Speaker Boxes and Music Players
I finally got around to mostly finishing the speakers I was making out of recovered drivers. Here's a bit of a photo-diary of the final stages.
Here we have the completed woodwork. It has been glued and sanded square. I'm mostly happy with how it turned out but I could have done a bit more sanding; I was over it by then. In each case I pretty much practiced on one and got better on the other one, hence a few differences here and there. The one on the left is unpainted and the one on the right has a coat of sanding sealer and also the binding post mounting mechanism.
Three undercoats, lots of sanding and two overcoats and it's ready to be put together.
Given the paint was so expensive ($90) I did a bit of a shit job in the end; I just got sick of dealing with everything. First I had a cheap throwaway brush which I should've just thrown away before I even started. Then the paint was too thick for the weather and needed more thinning, then I tried using a small roller - but again i got some cheap junk which left behind piles of dust and shit, and because I hadn't used a roller before I didn't apply it as well as I might have.
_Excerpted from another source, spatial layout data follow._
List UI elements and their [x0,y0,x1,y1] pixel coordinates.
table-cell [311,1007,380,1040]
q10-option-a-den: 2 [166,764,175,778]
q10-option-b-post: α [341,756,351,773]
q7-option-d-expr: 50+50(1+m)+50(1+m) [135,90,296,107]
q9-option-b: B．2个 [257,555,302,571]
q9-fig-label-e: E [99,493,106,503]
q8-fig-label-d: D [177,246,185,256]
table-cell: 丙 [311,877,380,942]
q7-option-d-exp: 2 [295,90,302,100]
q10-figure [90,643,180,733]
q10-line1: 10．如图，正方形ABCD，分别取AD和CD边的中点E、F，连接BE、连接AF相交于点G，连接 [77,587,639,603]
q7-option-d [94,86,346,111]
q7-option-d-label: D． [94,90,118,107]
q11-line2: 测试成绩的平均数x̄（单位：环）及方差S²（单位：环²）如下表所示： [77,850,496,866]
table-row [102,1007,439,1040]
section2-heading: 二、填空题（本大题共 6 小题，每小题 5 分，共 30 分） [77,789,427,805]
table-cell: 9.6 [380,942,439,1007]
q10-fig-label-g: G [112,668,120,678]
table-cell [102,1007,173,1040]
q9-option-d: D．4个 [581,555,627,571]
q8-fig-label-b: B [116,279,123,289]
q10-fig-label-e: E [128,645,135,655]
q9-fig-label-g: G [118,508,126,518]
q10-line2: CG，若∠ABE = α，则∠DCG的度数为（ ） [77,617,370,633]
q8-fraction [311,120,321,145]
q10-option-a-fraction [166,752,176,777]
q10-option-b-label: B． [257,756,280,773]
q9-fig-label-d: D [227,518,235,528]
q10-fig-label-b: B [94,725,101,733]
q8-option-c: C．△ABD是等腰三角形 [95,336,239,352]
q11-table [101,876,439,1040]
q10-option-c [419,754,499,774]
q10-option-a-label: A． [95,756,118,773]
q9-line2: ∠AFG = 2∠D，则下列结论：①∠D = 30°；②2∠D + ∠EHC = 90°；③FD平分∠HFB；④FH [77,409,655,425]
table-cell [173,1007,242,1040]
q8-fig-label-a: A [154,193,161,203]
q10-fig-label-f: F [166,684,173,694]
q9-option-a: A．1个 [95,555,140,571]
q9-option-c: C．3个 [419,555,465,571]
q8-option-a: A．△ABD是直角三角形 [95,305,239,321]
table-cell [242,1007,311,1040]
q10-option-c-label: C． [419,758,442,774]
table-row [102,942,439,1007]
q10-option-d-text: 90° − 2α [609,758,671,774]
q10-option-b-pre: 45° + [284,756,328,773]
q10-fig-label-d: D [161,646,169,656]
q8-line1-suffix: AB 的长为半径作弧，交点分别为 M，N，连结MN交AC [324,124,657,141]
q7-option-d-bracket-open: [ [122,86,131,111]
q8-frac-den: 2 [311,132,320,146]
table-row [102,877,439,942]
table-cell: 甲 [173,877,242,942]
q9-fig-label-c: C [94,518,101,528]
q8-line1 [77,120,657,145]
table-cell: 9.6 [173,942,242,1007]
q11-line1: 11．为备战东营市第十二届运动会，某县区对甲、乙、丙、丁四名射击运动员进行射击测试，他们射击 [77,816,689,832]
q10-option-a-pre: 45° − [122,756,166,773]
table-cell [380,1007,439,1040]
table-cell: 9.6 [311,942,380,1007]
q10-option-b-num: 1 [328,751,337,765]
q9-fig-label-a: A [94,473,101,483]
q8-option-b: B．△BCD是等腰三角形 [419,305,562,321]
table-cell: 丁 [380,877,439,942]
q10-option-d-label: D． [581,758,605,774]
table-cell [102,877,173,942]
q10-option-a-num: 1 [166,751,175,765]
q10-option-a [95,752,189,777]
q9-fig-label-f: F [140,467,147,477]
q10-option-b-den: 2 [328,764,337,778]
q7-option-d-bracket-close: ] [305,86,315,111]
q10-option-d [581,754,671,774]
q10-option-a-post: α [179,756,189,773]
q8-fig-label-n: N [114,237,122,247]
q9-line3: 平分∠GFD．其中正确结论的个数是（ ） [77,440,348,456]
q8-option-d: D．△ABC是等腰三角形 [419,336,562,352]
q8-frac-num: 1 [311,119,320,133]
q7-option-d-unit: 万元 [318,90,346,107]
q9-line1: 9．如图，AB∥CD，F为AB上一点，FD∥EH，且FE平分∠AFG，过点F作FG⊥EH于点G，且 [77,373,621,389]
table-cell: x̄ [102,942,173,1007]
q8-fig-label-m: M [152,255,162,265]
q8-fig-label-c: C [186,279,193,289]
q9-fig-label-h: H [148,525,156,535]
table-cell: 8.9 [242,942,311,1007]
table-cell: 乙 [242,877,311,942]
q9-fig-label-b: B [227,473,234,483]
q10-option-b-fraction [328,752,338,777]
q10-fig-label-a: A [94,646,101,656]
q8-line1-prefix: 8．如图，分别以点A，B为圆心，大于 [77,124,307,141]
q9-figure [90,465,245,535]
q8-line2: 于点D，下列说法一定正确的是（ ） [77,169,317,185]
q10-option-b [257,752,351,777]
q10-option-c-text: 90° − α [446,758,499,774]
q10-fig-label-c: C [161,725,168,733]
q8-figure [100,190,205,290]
The next shot just shows the mounting point for the binding posts.
Even this I kinda fucked up. I tried using the drill press to drill the screw holes to mount it but to avoid scratching the paint I had it on a small block of foam. It moved when I wasn't looking and I drilled it in the wrong spot. It's hidden but I know it's there.
Soldering the wires.
Completed binding posts.
Connecting the driver.
Inserting the acoustic foam. I have 25mm at the read and 12.5mm down the sides - about as much as could fit in the small box.
A completed speaker (so far). The screws (all 24 of them) for the box are really only aesthetic as the box is very well glued. They did help when setting the glue though.
The pair. I've only redone the rubber surround on the right one so far, the one on the left is still a bit scratchy with high volume as a result. The mounting rubber washers/etc is still work in progress.
I'm still yet to get some fabric for the grilles. I did a quick peruse through lincraft but couldn't find any suitable, next time i'll ask and there's a couple of other places to try.
And finally a shot in testing. The plan is to put the electronics in another box with a battery pack. I've got the bits for the battery but am still working on the mechanics.
How do they sound? Well ok. They're not going to break any technical records; there's no engineering behind the boxes other than being a sealed box with a bit of foam in it. Each only has a woofer so the top-end is very retarded. The bottom end isn't too bad but it does have an echoey effect with some mid-tones, then again so do any other small speakers i've tried (including the $1000/pair units I just installed in the dining room). Quite ok for a bit of outside doof though!
It's been a good little project to get away from the screen so far, although finishing it off will not be.
Electronics and Software
I was looking around for hardware for the player but since I have the mele doing nothing I thought I may as well use that. Most of the other prototyping boards around now are either too high powered or missing some necessary bits; although the nanopi boards look quite attractive (on a side-note I can't believe how expensive raspberry pi shit is in australia). As this is nominally a 'portable' system based on recycled speakers (with no tweeters!) the audio quality isn't terribly important, the on-board dac/codec sounds good enough to me. I'm also considering an old phone or an old 7" tablet I have, although it's far less attractive to me if they can only run android (fuck that shit; yeah fuck you too google).
After spending most of a day on it I managed to get debian running on the mele. I tried the sunxi wiki and building my own kernel and bootloader but without any debug console I couldn't tell if it was working or not. I got this server image to work in the end, using the jessie image.
While trying to build using the sunxi instructions I discovered that the ubuntu maintainers have a really broken idea about what a cross-compiler should do. And they're really quite rude about it, hiding their rudeness behind the `code of conduct'.
To avoid dragging in gobs of junk and other poettering snot I built a basic SDL (1.2) and a cut-down ffmpeg (1.0) from source and have a basic console music player working. With a little more work I can control it with the mele airmouse although without a screen it's going to be difficult to do too many interesting things. Something to poke about with.